The physics of foam, Irish-style, has made its way into the spectacular Water Cube, national swimming centre for the 2008 Beijing Olympics. Dick Ahlstrom reports
What do the bubbles on a head of beer and the 2008 Beijing Olympics have in common? The Weaire-Phelan structure, of course, the most efficient construct yet devised.
Two Irish scientists currently hold the world record for the most efficient "ideal" structure, one with the least possible wasted space between individual components. Now aspects of this design are to feature in the spectacular $100m (€86m) "Water Cube" swimming centre to be built in Beijing.
"It was a discovery we made at the end of 1993," says Prof Denis Weaire, head of the physics department at Trinity College Dublin. He and Robert Phelan, then in his first year as a research student, picked up a research challenge laid down more than a century earlier by none other than the great British scientist Lord Kelvin.
The challenge is deceptively simple, says Weaire. "How can you divide up space into equal volumes all with a minimum surface area? Ideally that is what a foam should do in foam physics," he says.
"This was a celebrated problem. Lord Kelvin posed it in 1887 and gave his own conjectured answer."
The rules hold that each bubble or structural component must have an equal volume. Yet what shape should they be to reduce to a minimum the wasted space around the edges and between bubbles?
"What we produced on a computer was a new ideal structure for foam, a foam made up of identical bubbles," says Weaire. Their design beat Lord Kelvin's effort, a record that had stood for more than a century.
"We were lucky enough to come up with a structure that had a lower surface area," says Weaire. "It caused quite a stir among mathematicians and those physicists interested in foams. In more than 10 years no one has come up with a variation that does better than ours."
In physics terms the idea is to achieve the minimum surface area, in effect achieving a minimum energy structure. The Weaire-Phelan structure is mainly made up of pentagons, with a smaller number of hexagons of equal volume thrown into the mix.
"It turns out that mathematically the hexagons are necessary," Weaire explains. "It probably is the ideal structure but there is no mathematical proof of that."
Here enters the Chinese connection and the Water Cube. About a year ago a Chinese engineer contacted Weaire, asking him about the Weaire-Phelan structure. "He didn't tell me what it was for and I forgot all about it until I saw it on the Internet," says Weaire.
Consulting engineers Arup announced that it and partners, PTW Architects, the China State Construction and Engineering Corporation and the Shenzhen Design Institute had won the international design competition for the Water Cube.

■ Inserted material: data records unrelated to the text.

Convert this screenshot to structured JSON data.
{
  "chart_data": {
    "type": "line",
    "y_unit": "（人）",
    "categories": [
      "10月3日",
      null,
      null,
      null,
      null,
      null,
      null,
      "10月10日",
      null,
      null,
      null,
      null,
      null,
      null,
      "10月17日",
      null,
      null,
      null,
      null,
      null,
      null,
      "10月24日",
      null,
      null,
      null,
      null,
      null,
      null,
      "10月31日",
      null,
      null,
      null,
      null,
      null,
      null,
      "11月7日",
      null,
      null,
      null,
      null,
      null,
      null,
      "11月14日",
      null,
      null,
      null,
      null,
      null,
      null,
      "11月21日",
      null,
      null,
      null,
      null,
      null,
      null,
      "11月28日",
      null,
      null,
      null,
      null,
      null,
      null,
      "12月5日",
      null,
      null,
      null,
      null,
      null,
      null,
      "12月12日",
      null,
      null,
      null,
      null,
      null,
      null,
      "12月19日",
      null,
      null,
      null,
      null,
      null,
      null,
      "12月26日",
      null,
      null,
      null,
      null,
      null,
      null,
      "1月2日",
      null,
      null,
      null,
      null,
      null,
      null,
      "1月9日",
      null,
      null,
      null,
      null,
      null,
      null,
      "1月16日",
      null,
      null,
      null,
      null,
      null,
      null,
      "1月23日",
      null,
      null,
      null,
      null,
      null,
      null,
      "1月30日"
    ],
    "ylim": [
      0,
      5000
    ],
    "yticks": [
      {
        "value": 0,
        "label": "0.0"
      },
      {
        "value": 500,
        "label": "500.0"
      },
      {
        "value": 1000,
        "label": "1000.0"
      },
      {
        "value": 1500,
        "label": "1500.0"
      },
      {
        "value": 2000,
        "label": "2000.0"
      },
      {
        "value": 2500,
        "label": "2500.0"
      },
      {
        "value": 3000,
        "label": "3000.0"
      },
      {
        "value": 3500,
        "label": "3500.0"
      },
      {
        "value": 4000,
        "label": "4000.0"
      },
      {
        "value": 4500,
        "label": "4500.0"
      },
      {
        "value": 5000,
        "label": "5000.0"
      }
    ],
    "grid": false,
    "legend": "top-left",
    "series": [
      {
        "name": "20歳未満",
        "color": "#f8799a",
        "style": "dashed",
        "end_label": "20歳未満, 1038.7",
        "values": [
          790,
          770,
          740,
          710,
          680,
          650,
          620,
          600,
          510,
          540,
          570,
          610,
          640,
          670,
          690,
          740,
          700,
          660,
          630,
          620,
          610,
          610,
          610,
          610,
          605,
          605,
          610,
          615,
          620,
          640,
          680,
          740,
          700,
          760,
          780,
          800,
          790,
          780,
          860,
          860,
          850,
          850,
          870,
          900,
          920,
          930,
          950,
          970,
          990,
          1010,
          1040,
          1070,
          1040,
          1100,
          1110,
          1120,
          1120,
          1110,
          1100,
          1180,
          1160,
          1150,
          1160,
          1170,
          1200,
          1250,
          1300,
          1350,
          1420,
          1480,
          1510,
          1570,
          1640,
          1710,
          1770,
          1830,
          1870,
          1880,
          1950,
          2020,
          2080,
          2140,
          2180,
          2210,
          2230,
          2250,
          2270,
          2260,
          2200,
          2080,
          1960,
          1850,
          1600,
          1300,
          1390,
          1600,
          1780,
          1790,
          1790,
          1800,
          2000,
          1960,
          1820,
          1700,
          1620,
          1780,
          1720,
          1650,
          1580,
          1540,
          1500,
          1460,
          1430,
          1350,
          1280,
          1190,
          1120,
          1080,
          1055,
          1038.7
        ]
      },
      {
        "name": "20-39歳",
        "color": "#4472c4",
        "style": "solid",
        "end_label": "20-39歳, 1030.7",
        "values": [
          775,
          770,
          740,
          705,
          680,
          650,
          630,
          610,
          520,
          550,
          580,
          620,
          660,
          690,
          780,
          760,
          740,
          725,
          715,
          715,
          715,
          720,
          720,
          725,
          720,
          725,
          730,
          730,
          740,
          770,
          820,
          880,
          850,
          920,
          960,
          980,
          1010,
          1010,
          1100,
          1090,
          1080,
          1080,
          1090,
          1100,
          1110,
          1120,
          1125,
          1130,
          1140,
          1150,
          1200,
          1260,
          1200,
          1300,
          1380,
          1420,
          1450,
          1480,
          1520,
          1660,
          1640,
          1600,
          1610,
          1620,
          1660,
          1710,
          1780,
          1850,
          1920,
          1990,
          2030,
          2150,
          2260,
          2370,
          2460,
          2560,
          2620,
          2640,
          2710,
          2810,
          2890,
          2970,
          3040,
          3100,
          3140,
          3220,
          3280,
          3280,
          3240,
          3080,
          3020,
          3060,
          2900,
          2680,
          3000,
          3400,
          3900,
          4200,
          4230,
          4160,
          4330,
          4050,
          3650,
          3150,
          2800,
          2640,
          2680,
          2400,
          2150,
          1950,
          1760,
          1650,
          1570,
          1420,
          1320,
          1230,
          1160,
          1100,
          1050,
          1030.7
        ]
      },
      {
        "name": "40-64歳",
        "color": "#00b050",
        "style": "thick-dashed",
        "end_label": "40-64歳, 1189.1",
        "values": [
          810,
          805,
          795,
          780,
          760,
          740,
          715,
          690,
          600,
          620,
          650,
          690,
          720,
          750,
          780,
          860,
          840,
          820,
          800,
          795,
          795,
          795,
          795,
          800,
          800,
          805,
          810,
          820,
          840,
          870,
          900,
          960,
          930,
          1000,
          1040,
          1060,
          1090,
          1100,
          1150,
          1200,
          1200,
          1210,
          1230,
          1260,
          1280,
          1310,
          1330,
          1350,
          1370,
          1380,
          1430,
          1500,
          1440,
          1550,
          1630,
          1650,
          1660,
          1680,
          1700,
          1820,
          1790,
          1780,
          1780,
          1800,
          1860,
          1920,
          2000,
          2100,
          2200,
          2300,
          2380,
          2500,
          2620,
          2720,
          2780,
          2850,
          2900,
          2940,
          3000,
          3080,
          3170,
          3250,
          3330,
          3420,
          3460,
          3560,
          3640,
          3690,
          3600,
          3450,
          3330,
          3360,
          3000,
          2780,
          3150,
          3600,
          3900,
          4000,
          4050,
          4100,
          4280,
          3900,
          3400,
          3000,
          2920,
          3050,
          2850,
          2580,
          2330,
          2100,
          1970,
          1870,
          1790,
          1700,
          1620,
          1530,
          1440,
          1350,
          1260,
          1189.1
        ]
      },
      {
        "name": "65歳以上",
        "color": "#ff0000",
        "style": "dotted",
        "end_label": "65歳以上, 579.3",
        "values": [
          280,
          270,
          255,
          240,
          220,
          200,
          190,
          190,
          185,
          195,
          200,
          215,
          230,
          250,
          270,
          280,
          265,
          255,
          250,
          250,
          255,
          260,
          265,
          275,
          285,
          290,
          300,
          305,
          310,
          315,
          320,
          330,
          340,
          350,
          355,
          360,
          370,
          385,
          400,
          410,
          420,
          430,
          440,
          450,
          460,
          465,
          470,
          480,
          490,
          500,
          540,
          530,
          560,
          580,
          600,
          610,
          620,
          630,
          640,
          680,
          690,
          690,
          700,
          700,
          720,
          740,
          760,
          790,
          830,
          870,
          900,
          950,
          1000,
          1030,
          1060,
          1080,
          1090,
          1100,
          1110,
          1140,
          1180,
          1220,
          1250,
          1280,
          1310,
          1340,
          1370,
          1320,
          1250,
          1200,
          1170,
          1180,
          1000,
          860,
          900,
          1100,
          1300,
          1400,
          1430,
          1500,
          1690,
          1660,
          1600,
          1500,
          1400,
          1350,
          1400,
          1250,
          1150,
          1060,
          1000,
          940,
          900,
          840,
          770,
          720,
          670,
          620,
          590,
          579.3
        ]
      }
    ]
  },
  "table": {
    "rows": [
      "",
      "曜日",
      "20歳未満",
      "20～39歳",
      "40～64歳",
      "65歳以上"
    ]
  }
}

The Arup site acknowledged that the Cube's winning design was based on aspects of the Weaire-Phelan structure.
Weaire always thought that their bubble design was "pleasing to the eye" and therefore of possible architectural merit. "At the time I did suggest is was interesting architecturally. I am delighted (this) has suddenly happened."
He believes the Chinese saw two virtues in using this for their 17,000-seater Water Cube. They wanted a water theme and foam bubbles are mostly made of water. The structure itself was also attractive, making for a striking, eye-catching building.
The 70,000 square metre building plays on the Weaire-Phelan structure, built from three different steel nodes and steel members to be bolted together on site. These in turn will support the translucent ethylene tetrafluoroethylene (ETFE) skin of the building.